Opinião

NRP Mondego: a árvore e a floresta

André Pardal


Quase seis anos volvidos sobre o vergonhoso “incidente de Tancos”, que colocou a nu as enormes vulnerabilidades do ramo terrestre das Forças Armadas, eis que, em pleno maior conflito armado na Europa desde o final da Segunda Guerra Mundial e, curiosamente, no mesmo dia 11 de Março que marcou o início do “Verão Quente de 75”, a Marinha Portuguesa falha (não há outra forma de o dizer) uma missão fundamental de soberania – o acompanhamento de um navio russo ao largo do arquipélago da Madeira – por recusa de parte da guarnição em embarcar.

Em reacção a este gravíssimo incidente diplomático, disciplinar e político, como habitualmente – e salvo raras excepções – discute-se a árvore, e não a floresta.

Se da extrema-esquerda, que nega a invasão russa, historicamente defensora da anarquia, da desordem e da irresponsabilidade, a “solidariedade” – individual ou via “eternos” representantes de classe – não surpreende, já dos restantes, novos ou velhos representantes de algo, seja por mera táctica eleitoral, sentimento antimilitar primário ou mero desconhecimento do funcionamento das instituições, outra perspicácia e sentido de Estado se esperava.

A mim, como cidadão português, mais do que o incumprimento da missão de soberania nacional ou a própria “desobediência”, o que mais me comoveu foi a chegada “apoteótica” e com “direito” a hino nacional – em pleno aeroporto – dos militares em causa.

Um Estado que permite que o principal alicerce da sua soberania – aquele que lhe deu e assegura a independência nacional – vacile não se dá ao respeito e não merece o respeito de nenhum outro.

E porque será que, perante a gravidade de tal situação, os principais responsáveis do Estado – por esta ordem: comandante supremo, Governo e (recentemente reforçado nas suas competências) chefe de Estado-Maior-General das Foças Armadas – deixaram isolado na “ponte de comando” o almirante CEMA, o único que – obviamente, sujeito a críticas – exerceu a nobre e difícil arte de comandar?

Que contraste – curioso – quando, no rescaldo de Tancos, com direito a reunião das quatro chefias militares em São Bento, o (à data) CEMGFA se augurou em porta-voz e descodificador da situação para os portugueses, e o sempre presente Presidente da República, num ápice, acompanhou in loco a situação.

Contudo, o que verdadeiramente deveria estar a ser discutido e a preocupar os portugueses – a floresta – são as causas e motivações do incidente.

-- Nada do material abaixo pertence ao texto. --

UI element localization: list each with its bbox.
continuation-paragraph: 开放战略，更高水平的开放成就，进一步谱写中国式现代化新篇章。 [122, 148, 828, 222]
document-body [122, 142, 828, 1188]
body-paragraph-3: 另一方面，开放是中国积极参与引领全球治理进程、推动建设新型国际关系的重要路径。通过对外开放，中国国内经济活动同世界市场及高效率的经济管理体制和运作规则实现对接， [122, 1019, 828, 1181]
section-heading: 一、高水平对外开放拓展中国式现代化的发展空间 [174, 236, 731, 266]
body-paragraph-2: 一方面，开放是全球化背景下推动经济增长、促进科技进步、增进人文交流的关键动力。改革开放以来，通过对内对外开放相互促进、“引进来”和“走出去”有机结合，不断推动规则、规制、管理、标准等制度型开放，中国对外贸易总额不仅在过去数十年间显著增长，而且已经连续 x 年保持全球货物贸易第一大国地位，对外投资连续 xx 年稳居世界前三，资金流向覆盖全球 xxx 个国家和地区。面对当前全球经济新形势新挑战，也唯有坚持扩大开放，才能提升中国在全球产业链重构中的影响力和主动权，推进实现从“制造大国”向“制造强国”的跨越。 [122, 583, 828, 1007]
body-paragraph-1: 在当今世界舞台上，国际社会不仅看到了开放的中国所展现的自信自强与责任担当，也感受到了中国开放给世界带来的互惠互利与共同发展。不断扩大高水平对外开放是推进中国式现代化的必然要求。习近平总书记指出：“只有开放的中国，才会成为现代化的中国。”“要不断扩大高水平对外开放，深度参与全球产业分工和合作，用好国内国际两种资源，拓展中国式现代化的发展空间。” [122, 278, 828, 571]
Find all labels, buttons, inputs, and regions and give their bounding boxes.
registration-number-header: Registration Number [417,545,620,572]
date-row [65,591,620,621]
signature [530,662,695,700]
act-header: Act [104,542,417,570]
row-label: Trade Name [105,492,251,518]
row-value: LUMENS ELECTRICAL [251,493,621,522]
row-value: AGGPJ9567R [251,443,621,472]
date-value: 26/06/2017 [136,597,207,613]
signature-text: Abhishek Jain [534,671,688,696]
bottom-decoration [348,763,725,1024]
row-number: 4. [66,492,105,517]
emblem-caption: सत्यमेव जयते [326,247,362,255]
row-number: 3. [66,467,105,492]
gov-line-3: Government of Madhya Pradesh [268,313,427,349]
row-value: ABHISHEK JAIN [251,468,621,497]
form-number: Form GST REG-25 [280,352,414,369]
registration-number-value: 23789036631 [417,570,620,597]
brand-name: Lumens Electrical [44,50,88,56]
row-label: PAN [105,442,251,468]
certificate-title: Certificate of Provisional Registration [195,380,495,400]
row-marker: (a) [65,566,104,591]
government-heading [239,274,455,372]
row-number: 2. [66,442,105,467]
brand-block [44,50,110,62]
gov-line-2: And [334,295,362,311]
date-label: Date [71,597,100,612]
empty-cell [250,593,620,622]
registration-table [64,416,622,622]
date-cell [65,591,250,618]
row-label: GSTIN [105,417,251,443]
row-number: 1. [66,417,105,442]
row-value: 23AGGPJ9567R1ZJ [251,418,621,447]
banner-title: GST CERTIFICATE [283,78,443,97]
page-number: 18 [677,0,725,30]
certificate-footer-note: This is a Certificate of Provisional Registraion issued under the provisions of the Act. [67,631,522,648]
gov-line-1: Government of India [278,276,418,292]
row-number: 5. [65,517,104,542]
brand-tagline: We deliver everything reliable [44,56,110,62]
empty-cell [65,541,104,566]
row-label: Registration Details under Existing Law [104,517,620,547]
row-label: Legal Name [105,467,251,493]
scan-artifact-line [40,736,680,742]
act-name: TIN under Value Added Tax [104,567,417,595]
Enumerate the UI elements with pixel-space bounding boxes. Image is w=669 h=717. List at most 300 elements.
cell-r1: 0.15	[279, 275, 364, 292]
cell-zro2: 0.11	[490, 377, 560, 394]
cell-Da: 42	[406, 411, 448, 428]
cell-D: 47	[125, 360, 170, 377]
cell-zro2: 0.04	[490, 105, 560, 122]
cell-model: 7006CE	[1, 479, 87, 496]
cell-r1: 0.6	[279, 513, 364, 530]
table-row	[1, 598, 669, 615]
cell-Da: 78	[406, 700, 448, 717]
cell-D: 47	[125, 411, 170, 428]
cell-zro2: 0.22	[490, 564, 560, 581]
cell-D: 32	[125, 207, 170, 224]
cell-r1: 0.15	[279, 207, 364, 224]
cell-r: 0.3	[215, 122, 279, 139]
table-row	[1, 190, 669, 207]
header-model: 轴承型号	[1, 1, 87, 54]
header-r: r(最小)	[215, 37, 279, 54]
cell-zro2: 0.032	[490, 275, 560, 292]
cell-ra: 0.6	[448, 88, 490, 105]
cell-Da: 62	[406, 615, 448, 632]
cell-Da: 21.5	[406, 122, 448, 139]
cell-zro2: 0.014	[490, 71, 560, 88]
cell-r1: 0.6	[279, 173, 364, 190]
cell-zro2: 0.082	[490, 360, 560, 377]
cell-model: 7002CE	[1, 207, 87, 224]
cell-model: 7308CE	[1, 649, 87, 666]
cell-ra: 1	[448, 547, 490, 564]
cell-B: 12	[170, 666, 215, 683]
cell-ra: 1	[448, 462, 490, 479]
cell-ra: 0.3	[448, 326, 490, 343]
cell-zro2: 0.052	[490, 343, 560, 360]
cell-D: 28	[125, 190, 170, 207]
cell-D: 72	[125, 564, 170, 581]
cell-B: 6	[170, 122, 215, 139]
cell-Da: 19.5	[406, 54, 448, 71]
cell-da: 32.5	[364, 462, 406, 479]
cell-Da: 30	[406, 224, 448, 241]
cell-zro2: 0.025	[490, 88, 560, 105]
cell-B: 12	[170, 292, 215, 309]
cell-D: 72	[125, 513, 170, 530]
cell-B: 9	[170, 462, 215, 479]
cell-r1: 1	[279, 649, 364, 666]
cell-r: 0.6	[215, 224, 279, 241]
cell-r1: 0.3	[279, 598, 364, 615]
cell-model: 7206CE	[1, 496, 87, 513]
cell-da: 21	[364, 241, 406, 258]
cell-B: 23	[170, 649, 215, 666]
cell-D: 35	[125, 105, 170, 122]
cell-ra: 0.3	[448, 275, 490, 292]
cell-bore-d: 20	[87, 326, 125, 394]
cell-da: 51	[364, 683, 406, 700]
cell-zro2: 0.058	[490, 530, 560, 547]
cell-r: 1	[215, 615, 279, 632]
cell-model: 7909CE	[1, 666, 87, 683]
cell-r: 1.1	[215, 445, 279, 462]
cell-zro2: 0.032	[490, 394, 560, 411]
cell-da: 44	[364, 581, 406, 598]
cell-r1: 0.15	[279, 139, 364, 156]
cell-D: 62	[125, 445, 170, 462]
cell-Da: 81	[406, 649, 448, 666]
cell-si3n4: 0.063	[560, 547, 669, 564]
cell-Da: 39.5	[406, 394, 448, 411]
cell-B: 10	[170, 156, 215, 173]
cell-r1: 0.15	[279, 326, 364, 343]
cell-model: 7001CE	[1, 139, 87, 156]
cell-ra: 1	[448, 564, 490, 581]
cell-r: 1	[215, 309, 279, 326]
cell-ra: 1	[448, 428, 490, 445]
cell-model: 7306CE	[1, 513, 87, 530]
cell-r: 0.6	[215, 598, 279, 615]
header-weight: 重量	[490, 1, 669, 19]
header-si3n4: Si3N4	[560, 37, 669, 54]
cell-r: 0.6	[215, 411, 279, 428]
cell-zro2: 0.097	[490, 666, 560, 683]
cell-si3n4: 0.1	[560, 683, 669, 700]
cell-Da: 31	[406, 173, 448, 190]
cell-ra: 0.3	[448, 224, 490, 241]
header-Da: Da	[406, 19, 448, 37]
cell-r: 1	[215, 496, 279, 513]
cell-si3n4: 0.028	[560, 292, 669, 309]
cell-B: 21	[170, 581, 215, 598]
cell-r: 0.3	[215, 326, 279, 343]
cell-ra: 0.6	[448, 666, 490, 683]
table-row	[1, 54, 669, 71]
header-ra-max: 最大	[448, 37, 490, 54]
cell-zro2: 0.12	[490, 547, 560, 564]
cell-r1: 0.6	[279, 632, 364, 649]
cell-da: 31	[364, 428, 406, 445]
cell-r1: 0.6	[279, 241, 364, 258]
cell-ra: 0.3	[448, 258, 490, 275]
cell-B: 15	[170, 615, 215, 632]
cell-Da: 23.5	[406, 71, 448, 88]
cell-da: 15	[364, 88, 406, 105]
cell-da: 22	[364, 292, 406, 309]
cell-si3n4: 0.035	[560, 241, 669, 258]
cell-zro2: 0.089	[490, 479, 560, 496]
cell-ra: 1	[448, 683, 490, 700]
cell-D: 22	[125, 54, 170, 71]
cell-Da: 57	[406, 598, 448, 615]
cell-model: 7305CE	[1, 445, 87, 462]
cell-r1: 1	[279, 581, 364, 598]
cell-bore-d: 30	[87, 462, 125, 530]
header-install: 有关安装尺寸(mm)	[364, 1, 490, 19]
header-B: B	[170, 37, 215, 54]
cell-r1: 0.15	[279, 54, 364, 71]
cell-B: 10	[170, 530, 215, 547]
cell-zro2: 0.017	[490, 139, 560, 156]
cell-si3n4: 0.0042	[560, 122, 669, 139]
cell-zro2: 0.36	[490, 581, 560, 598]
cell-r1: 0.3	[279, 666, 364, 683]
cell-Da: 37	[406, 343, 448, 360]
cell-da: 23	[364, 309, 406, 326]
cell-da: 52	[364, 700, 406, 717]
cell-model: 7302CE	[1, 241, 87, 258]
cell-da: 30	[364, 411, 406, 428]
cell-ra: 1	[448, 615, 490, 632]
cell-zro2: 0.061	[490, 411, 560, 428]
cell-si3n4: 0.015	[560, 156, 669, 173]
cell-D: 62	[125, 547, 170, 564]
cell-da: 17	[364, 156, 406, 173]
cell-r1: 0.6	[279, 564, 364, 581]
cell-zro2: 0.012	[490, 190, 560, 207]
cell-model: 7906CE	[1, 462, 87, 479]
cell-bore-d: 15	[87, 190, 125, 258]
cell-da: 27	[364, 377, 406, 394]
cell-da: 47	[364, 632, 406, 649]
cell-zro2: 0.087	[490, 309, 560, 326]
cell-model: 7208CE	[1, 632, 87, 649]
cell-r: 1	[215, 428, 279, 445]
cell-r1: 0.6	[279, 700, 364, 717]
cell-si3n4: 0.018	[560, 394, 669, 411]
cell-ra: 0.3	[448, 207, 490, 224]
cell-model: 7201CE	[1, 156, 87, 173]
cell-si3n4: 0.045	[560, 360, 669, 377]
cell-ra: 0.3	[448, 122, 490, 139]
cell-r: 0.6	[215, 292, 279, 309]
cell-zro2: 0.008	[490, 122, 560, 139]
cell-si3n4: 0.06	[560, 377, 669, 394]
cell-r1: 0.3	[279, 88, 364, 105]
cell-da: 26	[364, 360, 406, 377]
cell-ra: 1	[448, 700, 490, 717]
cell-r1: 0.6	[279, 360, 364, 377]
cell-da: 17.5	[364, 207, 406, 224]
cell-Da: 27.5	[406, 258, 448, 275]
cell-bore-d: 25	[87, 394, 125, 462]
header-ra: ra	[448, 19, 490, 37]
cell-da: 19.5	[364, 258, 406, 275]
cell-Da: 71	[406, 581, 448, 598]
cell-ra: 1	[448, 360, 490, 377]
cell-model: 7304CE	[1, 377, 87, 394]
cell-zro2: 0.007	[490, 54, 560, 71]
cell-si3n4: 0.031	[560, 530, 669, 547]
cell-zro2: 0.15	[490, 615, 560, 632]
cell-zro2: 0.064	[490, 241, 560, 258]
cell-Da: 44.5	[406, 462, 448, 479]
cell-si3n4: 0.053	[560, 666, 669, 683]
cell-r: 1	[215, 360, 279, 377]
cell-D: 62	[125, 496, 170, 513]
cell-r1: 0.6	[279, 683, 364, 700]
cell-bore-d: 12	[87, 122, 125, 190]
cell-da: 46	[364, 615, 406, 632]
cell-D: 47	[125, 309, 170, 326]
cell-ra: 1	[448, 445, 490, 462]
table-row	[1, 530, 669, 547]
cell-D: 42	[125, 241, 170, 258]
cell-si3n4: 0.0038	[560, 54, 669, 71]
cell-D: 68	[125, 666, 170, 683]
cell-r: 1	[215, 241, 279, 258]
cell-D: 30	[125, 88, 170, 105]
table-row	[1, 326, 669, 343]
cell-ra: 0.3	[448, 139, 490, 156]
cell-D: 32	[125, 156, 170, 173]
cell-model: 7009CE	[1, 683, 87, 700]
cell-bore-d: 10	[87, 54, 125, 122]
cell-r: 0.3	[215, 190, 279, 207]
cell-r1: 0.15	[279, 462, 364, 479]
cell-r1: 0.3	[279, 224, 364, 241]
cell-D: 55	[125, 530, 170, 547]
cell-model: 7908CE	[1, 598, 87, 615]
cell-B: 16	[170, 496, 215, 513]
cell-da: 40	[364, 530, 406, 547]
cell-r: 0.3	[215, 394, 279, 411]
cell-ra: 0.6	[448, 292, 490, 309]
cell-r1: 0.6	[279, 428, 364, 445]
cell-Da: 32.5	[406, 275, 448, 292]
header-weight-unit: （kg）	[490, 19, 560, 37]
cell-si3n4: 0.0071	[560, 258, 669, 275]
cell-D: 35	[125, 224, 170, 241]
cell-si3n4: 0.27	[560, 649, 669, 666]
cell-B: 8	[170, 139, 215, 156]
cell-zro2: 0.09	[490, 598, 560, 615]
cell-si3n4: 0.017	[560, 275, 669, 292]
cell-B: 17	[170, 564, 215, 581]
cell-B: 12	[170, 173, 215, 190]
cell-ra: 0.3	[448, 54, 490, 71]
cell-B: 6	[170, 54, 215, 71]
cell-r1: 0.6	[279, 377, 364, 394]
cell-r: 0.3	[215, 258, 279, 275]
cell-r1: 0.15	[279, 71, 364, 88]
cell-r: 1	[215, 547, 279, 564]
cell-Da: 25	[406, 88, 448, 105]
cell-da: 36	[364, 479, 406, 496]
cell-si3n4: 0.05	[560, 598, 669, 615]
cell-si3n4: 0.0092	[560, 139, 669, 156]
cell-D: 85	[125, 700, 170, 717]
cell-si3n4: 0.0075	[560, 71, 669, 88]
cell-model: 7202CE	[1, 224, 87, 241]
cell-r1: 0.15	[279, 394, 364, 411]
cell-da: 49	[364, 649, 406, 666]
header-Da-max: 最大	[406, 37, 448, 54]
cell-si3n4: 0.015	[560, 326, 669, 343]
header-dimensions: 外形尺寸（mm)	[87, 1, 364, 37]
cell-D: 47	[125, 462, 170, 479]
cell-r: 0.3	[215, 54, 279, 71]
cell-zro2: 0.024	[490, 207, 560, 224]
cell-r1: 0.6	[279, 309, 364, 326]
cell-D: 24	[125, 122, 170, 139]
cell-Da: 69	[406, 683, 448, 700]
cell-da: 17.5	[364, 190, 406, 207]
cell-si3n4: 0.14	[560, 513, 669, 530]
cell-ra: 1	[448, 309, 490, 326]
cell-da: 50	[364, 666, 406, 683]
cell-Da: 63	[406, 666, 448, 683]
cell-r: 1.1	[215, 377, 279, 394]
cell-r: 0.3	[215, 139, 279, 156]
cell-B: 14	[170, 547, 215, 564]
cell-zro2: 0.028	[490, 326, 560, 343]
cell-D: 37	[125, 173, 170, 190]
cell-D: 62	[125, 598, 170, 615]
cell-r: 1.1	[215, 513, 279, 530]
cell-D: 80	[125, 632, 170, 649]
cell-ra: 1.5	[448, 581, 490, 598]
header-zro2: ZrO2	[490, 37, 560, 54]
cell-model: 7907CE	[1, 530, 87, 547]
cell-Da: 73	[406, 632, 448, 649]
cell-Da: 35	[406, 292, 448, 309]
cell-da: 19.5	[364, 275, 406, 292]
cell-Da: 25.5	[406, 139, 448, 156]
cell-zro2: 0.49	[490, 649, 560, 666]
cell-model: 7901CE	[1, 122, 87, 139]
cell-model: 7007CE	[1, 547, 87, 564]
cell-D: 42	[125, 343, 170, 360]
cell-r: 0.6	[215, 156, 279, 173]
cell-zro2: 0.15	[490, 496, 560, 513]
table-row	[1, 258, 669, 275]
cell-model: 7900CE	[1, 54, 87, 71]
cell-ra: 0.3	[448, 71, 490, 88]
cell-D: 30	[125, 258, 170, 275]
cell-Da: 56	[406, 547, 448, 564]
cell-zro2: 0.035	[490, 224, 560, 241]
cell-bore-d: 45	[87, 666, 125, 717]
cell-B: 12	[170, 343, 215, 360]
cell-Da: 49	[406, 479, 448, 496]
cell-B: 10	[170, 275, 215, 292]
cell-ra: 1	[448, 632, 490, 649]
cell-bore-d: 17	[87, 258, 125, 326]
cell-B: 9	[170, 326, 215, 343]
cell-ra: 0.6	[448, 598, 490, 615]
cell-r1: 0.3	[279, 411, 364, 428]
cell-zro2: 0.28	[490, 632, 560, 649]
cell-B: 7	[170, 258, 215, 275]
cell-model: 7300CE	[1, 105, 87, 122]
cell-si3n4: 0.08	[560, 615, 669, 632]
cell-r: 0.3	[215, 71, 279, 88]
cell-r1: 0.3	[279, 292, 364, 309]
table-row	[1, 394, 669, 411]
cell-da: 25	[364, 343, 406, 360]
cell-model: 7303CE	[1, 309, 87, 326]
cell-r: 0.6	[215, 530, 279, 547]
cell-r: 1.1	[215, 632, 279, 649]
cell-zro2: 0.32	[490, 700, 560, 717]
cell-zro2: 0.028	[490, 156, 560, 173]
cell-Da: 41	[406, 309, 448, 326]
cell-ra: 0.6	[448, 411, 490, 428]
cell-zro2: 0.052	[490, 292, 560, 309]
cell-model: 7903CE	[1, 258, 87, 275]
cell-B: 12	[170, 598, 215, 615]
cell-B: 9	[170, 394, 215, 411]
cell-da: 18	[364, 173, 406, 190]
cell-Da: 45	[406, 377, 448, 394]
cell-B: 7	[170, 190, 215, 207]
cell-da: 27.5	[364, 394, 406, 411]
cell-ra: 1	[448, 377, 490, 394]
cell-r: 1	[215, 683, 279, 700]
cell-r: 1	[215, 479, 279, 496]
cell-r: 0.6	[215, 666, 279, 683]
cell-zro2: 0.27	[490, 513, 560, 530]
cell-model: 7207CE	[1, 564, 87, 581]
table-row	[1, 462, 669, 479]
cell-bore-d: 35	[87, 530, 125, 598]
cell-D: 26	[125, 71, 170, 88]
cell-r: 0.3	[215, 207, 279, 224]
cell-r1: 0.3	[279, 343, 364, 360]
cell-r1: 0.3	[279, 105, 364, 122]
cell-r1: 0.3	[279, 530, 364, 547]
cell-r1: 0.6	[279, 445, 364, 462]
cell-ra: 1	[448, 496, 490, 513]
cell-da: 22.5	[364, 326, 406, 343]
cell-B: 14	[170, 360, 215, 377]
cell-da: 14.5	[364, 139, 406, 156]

O gritante – com a complacência de todos os governos, sem excepção – desinvestimento político, financeiro, logístico, e na maior riqueza de todas as organizações, humano que levou as Forças Armadas ao actual estado de verdadeira indigência, para mais com uma guerra “à porta”.

Onde estão o esforço nacional e a solidariedade para com o povo ucraniano, pelos quais muitos rasgaram as vestes?

Onde está a prioridade do mar, tantas e tantas vezes apregoada por decisores públicos nacionais em roteiros, academias ou megalómanas conferências internacionais?

Onde estão as lições aprendidas com o falhanço de Tancos e o crescente descontentamento nas fileiras?

Onde se encontra a preocupação social – sociológica até, para que metade do actual Governo perceba – quando se faz com que jovens, homens e mulheres, em contrapartida de pouco mais que o salário mínimo nacional, despendam dias e dias (mais de 500 seguidos em estado de prontidão, como era o caso desta guarnição) no mar?

Quem, nestas condições, pretende servir Portugal no mar, em terra ou no ar, correndo o risco de “sacrifício da própria vida”?

Já dizia Napoleão: “Um exército marcha sobre o seu estômago!”

A história nacional (e mundial) encontra-se repleta de maus exemplos no que ao desinvestimento na defesa e segurança nacional dizem respeito, com os resultados desastrosos que bem se conhecem.

Nada do que agora sucede é inédito, e os verdadeiros responsáveis – actuais e anteriores decisores políticos e militares – deverão ter a plena consciência de que as Forças Armadas, neste estado, navegam, andam e voam sobre um autêntico barril de pólvora prestes a explodir. O país deverá arrepiar caminho – como um todo – antes que seja tarde.